Trump Is Back. So Are Millions of Protesters

It took 75 days of Donald Trump’s second presidency for voters to hit the streets en masse. Millions of people showed up this weekend for more than 1,200 anti-Trump demonstrations—all of them peaceful—throughout all 50 states, from Alaska to Alabama to Arizona. According to data journalist G. Elliott Morris, “general search interest for the term protest even surpassed levels during Trump’s first term, except for the summer 2020 protests on racial justice and policing.”

What makes this show of force especially notable is how the demonstrations spread through so many different local communities, including in some typically MAGA-friendly terrain. There was “a strong signal that this is not constrained to liberal cities,” Laura Gamboa, a political scientist and professor at Notre Dame, tells me. “Democrat and Republican constituents are unhappy.”

Of course, there are a lot of complicated reasons for the cynicism and despair that currently characterize American life. But what the protesters are unhappy about is quite simple: Trump and Elon Musk are on a crusade to gut broad swaths of the federal government, threatening vital components of the welfare state, including Social Security and Medicare. Recent polling has pointed to public frustrations with Trump and the DOGE-ification of American life, as I’ve previously noted, but this past weekend’s “Hands Off!” protests vividly revealed how Trumpism and its many forms of fuckery have truly broken through to the wider electorate, something members of the mainstream media—myself included—had been wondering about.
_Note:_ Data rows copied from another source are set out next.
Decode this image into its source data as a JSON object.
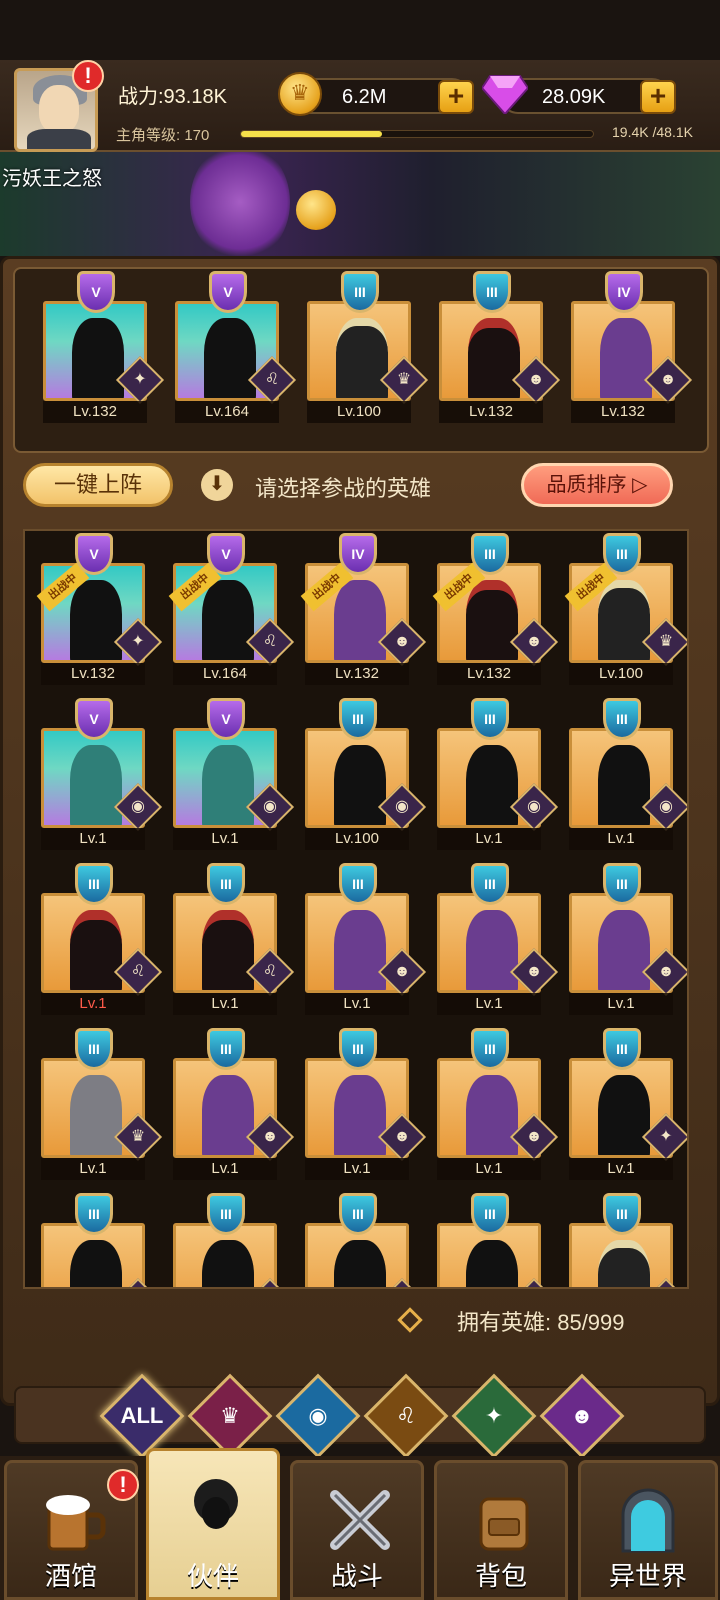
{
  "header": {
    "power": "战力:93.18K",
    "level_label": "主角等级: 170",
    "level_progress": 0.4,
    "exp": "19.4K /48.1K",
    "gold": "6.2M",
    "gems": "28.09K"
  },
  "scene": {
    "title": "污妖王之怒"
  },
  "team": {
    "members": [
      {
        "rank": "V",
        "level": "Lv.132"
      },
      {
        "rank": "V",
        "level": "Lv.164"
      },
      {
        "rank": "III",
        "level": "Lv.100"
      },
      {
        "rank": "III",
        "level": "Lv.132"
      },
      {
        "rank": "IV",
        "level": "Lv.132"
      }
    ]
  },
  "controls": {
    "deploy_label": "一键上阵",
    "hint": "请选择参战的英雄",
    "sort_label": "品质排序 ▷"
  },
  "roster": {
    "deployed_tag": "出战中",
    "rows": [
      [
        {
          "rank": "V",
          "level": "Lv.132"
        },
        {
          "rank": "V",
          "level": "Lv.164"
        },
        {
          "rank": "IV",
          "level": "Lv.132"
        },
        {
          "rank": "III",
          "level": "Lv.132"
        },
        {
          "rank": "III",
          "level": "Lv.100"
        }
      ],
      [
        {
          "rank": "V",
          "level": "Lv.1"
        },
        {
          "rank": "V",
          "level": "Lv.1"
        },
        {
          "rank": "III",
          "level": "Lv.100"
        },
        {
          "rank": "III",
          "level": "Lv.1"
        },
        {
          "rank": "III",
          "level": "Lv.1"
        }
      ],
      [
        {
          "rank": "III",
          "level": "Lv.1"
        },
        {
          "rank": "III",
          "level": "Lv.1"
        },
        {
          "rank": "III",
          "level": "Lv.1"
        },
        {
          "rank": "III",
          "level": "Lv.1"
        },
        {
          "rank": "III",
          "level": "Lv.1"
        }
      ],
      [
        {
          "rank": "III",
          "level": "Lv.1"
        },
        {
          "rank": "III",
          "level": "Lv.1"
        },
        {
          "rank": "III",
          "level": "Lv.1"
        },
        {
          "rank": "III",
          "level": "Lv.1"
        },
        {
          "rank": "III",
          "level": "Lv.1"
        }
      ],
      [
        {
          "rank": "III"
        },
        {
          "rank": "III"
        },
        {
          "rank": "III"
        },
        {
          "rank": "III"
        },
        {
          "rank": "III"
        }
      ]
    ]
  },
  "hero_count": "拥有英雄: 85/999",
  "filters": [
    "ALL",
    "",
    "",
    "",
    "",
    ""
  ],
  "nav": {
    "tabs": [
      {
        "label": "酒馆"
      },
      {
        "label": "伙伴"
      },
      {
        "label": "战斗"
      },
      {
        "label": "背包"
      },
      {
        "label": "异世界"
      }
    ]
  },
  "colors": {
    "accent": "#c98f3a",
    "panel": "#3f2b18",
    "sort_button": "#f06a56"
  }
}
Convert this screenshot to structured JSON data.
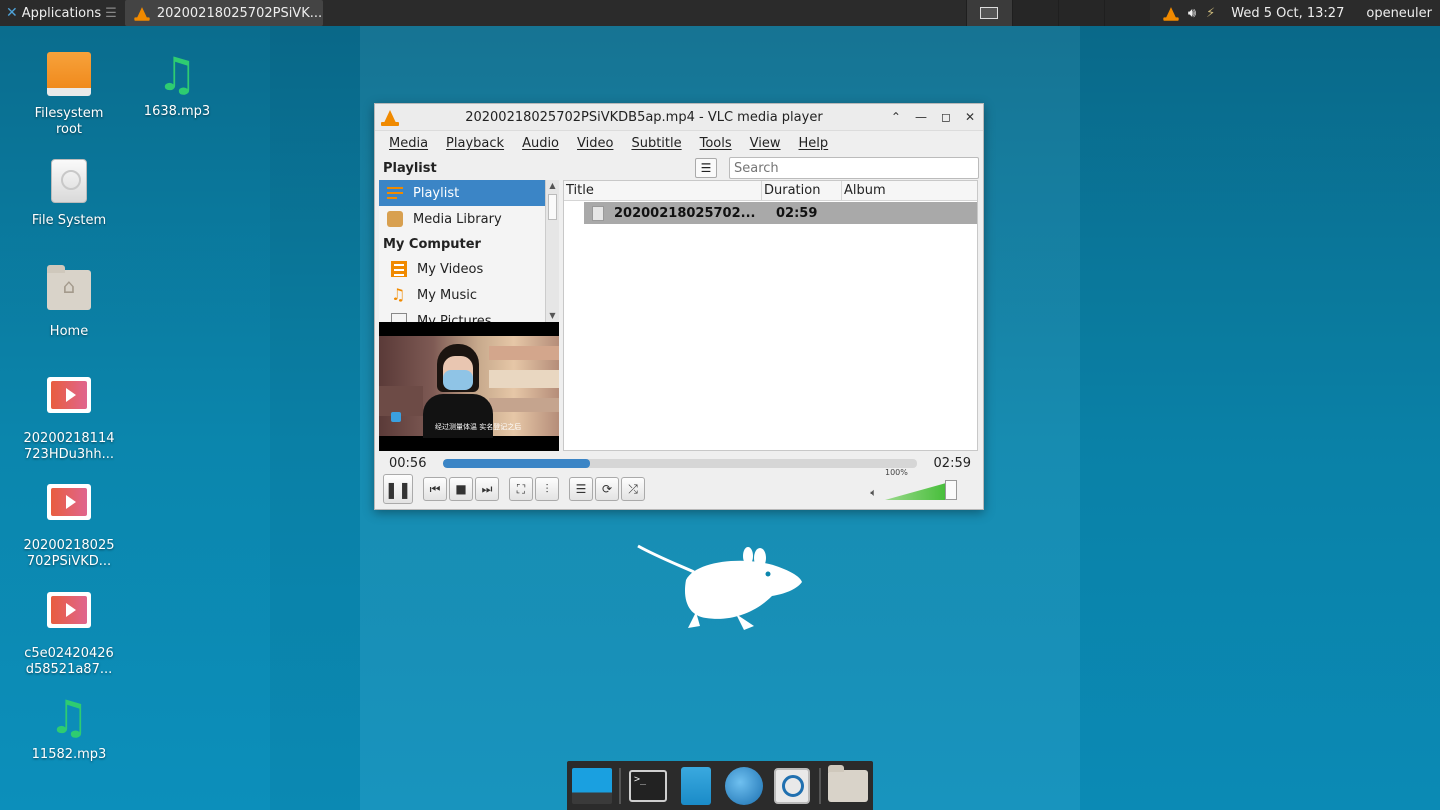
{
  "top_panel": {
    "applications_label": "Applications",
    "task_title": "20200218025702PSiVK...",
    "clock": "Wed   5 Oct, 13:27",
    "user": "openeuler"
  },
  "desktop": {
    "icons": [
      {
        "label": "Filesystem\nroot",
        "icon": "drive-icon"
      },
      {
        "label": "1638.mp3",
        "icon": "music-icon"
      },
      {
        "label": "File System",
        "icon": "disk-icon"
      },
      {
        "label": "Home",
        "icon": "home-folder-icon"
      },
      {
        "label": "20200218114\n723HDu3hh...",
        "icon": "video-file-icon"
      },
      {
        "label": "20200218025\n702PSiVKD...",
        "icon": "video-file-icon"
      },
      {
        "label": "c5e02420426\nd58521a87...",
        "icon": "video-file-icon"
      },
      {
        "label": "11582.mp3",
        "icon": "music-icon"
      }
    ]
  },
  "vlc": {
    "title": "20200218025702PSiVKDB5ap.mp4 - VLC media player",
    "menu": [
      "Media",
      "Playback",
      "Audio",
      "Video",
      "Subtitle",
      "Tools",
      "View",
      "Help"
    ],
    "playlist_header": "Playlist",
    "search_placeholder": "Search",
    "sidebar": {
      "items": [
        "Playlist",
        "Media Library"
      ],
      "section": "My Computer",
      "sub_items": [
        "My Videos",
        "My Music",
        "My Pictures"
      ]
    },
    "thumb_subtitle": "经过测量体温 实名登记之后",
    "columns": [
      "Title",
      "Duration",
      "Album"
    ],
    "rows": [
      {
        "title": "20200218025702...",
        "duration": "02:59",
        "album": ""
      }
    ],
    "time_current": "00:56",
    "time_total": "02:59",
    "progress": 0.31,
    "volume_label": "100%",
    "volume": 1.0
  },
  "colors": {
    "accent": "#3b85c6",
    "vlc_orange": "#f08a00"
  }
}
The demonstrations don’t just show that the president’s bad policies are penetrating the consciousness of the greater electorate; they also function as tangible evidence that Trumpism isn’t popular and that the larger electorate won’t just go along with it. “[The protests] prove that the Trumpist regime’s main justification for its authoritarian assertion of power—that Trump has a ‘mandate,’ that he’s enacting the ‘will of the people,’ that his agenda represents a broad consensus—is a dangerous lie that we must not perpetuate,” historian Thomas Zimmer, a visiting professor at Georgetown, tells me. “They remind others that such acts of public defiance are indeed possible; they encourage people who may have felt alone or defeated; they create community even across large geographical distances.”

Perhaps the most important thing achieved by the millions of people who took to the streets was the creation of a sense of urgency around the critical races to come. Every seat in the House of Representatives will be up for election in November 2026. And Trump—as long as he bucks his nature by respecting a certain democratic norm—is a lame-duck president. Surely Republicans would like to preserve control of all branches of government, and these protests create an important visual for why they shouldn’t. “Collective action events connect individuals to other people and activist groups,” says Gamboa. “If grassroots movements can build from that, it could translate into actions that the government—but perhaps more importantly, members of Congress—cannot ignore.”

Trump spends a lot of time musing about the idea that the American people have given him a “mandate” to enact his radical agenda. “He’s used the word in speeches, interviews, or social media at least 50 times since being elected,” reports an NPR political correspondent. The president uses this propagandistic refrain because Project 2025 is, again, wildly unpopular. However, he also uses it because he’s insecure in his political position, which could be undermined by a calamitous global economy and fragile alliances with mercurial billionaires. After all, he lost the election just over four years ago, as well as the popular vote in 2016. His political fate, too, could turn on a dime.

If you think back to the liberal resistance to Trump in 2017, the pussyhats of the Women’s March, for instance, might seem cringe. But by the looks of what happened in 2020, they—and other forms of pushback—had an impact. The current protests are part of “an urgent call to action directed at the political leaders” who have “failed to put up meaningful resistance,” says Zimmer. “Without large-scale mobilization of the people,” he adds, “whatever is left of American democracy stands little chance.”

Marching in the street may seem trite or a bit cliché. But what’s been successful in the past can also be so in the present. The time for nuance is over; broad collective action and resistance are the only things that will save us.